A month after reserving its order, the National Company Law Tribunal (NCLT) has today given its nod to the merger proposal of media & entertainment major Zee Entertainment Enterprises Ltd with Sony Networks India (now known as Culver Max Entertainment).
ZEEL had earlier said the merger scheme was approved by 99.97% of its shareholders and other regulators like the Bombay Stock Exchange (BSE), National Stock Exchange (NSE), and Competition Commission of India (CCI).
The merger deal received a nod from the Competition Commission of India (CCI) on October 4, 2022, while it got a green signal from the domestic bourses - BSE and NSE - in July 2022.
Reacting to the development, the ZEEL shares surged as high as 16.03% to hit a 52-week high at ₹290.5 on the BSE. The shares opened a gap up at ₹243.05 today and surged to an intra-day high of ₹290.5 before settling at ₹281 at the end of the trading session. At the current share price, ZEE's market capitalisation stands at ₹27,038.62 crore.

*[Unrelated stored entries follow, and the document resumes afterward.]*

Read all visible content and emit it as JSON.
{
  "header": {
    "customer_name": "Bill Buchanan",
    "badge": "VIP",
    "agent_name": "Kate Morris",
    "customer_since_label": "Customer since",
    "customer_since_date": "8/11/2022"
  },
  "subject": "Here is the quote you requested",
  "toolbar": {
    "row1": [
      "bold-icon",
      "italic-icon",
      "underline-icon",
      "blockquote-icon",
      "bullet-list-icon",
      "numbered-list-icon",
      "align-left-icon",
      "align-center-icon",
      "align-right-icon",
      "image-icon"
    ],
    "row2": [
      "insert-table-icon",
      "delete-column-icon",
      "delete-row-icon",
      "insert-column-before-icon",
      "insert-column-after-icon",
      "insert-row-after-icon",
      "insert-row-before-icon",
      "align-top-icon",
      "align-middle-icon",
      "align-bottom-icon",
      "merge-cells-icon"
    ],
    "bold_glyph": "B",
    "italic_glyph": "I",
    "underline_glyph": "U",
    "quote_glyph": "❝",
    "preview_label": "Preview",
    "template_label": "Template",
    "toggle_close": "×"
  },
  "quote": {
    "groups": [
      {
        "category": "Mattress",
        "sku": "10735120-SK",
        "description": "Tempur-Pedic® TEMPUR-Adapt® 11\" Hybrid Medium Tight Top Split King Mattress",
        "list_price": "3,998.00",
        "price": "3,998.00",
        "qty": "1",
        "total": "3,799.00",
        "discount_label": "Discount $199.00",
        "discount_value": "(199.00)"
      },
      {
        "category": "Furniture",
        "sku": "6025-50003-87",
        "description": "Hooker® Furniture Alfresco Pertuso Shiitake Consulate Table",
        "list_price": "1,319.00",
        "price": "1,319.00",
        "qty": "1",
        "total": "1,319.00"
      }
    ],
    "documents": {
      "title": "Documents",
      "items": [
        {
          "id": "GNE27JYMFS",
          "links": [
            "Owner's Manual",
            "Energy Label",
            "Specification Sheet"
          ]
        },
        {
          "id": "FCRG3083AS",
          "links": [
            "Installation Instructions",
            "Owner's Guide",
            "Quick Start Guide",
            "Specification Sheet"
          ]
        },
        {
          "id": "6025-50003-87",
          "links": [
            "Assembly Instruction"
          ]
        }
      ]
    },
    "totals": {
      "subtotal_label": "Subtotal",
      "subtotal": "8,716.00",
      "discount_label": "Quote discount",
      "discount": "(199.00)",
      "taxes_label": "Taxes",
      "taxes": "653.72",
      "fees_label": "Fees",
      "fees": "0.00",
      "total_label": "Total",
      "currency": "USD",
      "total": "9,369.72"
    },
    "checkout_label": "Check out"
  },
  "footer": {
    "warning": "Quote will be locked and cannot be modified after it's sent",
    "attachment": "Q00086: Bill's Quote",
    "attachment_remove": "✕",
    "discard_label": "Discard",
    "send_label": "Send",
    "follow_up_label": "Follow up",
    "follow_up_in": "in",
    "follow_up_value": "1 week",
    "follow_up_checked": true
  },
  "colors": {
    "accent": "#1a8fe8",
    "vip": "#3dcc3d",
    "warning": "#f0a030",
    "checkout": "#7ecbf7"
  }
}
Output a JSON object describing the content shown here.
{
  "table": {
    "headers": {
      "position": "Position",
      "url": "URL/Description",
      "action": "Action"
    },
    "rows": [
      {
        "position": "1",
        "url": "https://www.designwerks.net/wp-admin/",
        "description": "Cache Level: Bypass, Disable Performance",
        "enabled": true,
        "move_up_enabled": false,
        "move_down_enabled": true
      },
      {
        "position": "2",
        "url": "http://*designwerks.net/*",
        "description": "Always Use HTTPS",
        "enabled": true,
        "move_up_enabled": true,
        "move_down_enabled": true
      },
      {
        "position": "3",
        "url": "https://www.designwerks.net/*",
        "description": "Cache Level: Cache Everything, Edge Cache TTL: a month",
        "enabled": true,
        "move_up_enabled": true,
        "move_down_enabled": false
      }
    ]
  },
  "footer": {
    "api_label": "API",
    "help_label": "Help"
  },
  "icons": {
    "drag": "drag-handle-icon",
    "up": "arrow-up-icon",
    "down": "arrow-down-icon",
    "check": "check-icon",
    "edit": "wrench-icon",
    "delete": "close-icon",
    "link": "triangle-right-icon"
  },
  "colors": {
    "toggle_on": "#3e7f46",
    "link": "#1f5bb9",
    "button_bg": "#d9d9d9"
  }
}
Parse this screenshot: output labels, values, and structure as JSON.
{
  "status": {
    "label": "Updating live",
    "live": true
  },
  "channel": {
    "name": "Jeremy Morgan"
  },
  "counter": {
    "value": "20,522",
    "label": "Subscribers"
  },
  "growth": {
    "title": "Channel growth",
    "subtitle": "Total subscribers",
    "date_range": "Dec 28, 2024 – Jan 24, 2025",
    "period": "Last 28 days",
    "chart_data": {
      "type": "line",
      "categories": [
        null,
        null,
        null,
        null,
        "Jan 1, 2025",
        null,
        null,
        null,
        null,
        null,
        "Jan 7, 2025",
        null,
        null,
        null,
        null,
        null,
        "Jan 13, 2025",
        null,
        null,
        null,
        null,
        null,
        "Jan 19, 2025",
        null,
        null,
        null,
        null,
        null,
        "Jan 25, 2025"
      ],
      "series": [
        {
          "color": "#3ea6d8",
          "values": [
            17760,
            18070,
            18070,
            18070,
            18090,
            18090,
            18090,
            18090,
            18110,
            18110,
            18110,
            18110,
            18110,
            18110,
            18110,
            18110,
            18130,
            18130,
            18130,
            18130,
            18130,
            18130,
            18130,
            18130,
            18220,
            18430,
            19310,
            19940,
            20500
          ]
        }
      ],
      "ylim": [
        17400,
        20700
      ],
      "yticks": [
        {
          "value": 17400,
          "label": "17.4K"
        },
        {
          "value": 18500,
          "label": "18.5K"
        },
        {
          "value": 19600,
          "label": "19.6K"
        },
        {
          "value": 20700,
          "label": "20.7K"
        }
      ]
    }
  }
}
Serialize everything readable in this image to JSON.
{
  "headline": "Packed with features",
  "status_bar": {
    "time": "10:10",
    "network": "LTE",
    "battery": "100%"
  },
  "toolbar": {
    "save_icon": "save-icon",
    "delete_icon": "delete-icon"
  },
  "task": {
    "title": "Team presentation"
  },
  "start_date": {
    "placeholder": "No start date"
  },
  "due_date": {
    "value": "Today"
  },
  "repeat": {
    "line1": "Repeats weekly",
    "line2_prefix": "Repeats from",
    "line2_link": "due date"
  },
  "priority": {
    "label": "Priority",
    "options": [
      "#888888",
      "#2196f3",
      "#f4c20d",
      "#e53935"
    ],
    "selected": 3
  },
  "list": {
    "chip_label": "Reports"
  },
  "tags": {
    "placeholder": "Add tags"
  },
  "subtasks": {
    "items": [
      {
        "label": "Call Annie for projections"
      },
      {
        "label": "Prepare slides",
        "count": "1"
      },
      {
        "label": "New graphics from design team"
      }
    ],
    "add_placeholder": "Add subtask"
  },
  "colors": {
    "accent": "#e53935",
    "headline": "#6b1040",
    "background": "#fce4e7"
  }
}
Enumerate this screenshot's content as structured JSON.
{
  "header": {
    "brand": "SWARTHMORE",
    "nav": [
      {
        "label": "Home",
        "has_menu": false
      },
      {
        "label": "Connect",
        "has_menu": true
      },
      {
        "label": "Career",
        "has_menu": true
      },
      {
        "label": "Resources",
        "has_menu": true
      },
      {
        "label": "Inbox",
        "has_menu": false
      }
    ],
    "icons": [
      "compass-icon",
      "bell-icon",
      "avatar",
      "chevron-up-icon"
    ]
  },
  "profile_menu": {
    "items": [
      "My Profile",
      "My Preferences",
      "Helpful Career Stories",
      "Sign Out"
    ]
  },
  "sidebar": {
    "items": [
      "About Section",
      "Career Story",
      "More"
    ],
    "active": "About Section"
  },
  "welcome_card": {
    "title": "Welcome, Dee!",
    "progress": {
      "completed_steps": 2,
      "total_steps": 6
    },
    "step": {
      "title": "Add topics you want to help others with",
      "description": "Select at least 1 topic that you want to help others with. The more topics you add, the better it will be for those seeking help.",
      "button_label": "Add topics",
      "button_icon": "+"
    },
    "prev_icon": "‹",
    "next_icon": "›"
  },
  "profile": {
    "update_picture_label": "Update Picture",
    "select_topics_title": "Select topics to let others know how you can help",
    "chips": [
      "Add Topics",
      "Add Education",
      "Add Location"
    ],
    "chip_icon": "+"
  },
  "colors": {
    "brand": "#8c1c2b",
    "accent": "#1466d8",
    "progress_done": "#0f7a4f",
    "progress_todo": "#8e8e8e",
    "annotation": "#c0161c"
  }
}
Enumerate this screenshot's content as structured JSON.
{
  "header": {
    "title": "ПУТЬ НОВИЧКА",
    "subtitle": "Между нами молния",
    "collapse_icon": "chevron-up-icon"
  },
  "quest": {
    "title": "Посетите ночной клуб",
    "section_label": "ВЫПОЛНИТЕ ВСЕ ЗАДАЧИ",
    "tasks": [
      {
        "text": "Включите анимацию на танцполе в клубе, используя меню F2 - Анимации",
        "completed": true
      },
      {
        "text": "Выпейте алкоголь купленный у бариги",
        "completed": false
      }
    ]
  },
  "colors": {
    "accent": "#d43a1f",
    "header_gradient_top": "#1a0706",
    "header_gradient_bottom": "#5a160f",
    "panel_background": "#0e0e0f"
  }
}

The NCLT approval comes many months after the deal was announced in December 2021 to merge the two big entities to create the largest entertainment network in the country. However, ZEE faced several hurdles and delays due to ongoing legal battles with capital markets regulator SEBI.
In June 2023, leading investment banking and broking firm BofA Securities said ZEE's fundamentals were deteriorating on "weak business", risk on the merger front, and the SEBI probe. Bofa said there's no clarity about which way the SEBI order will go as the case is pending before the appellate forum.
The merger will make the combined entity the largest media conglomerate in India, with a 28% share (leaving behind the current market leader, Disney-Star, with a 22% share). The combined entity will include 75 TV channels, two film studios – Zee Studios and Sony Pictures Films India, as well as two video streaming services – ZEE5 and Sony LIV, and digital content studio Studio NXT, which is currently under Sony Pictures Network.
Also, Sony Pictures Entertainment, through its Indian entity, SPNI, will indirectly hold a majority of 50.86% of the combined company, the promoters (founders) of ZEEL will hold 3.99%, and the other ZEEL shareholders will hold a 45.15% stake.
In a major blow to the company, the SEBI on June 12, 2023, restricted its promoters, Essel Group chairman Subhash Chandra and his son and Zee managing director and chief executive Punit Goenka, from taking directorial roles in listed companies. SEBI also sought "urgent action" against the promoters of ZEE in the ₹200-crore fund diversion case, alleging the said promoters indulged in violations as well as multiple "false disclosures" to cover up their "wrongdoings".
Goenka was supposed to lead the merged entity as its managing director and CEO, though the merging companies are now yet to clear the air on that issue.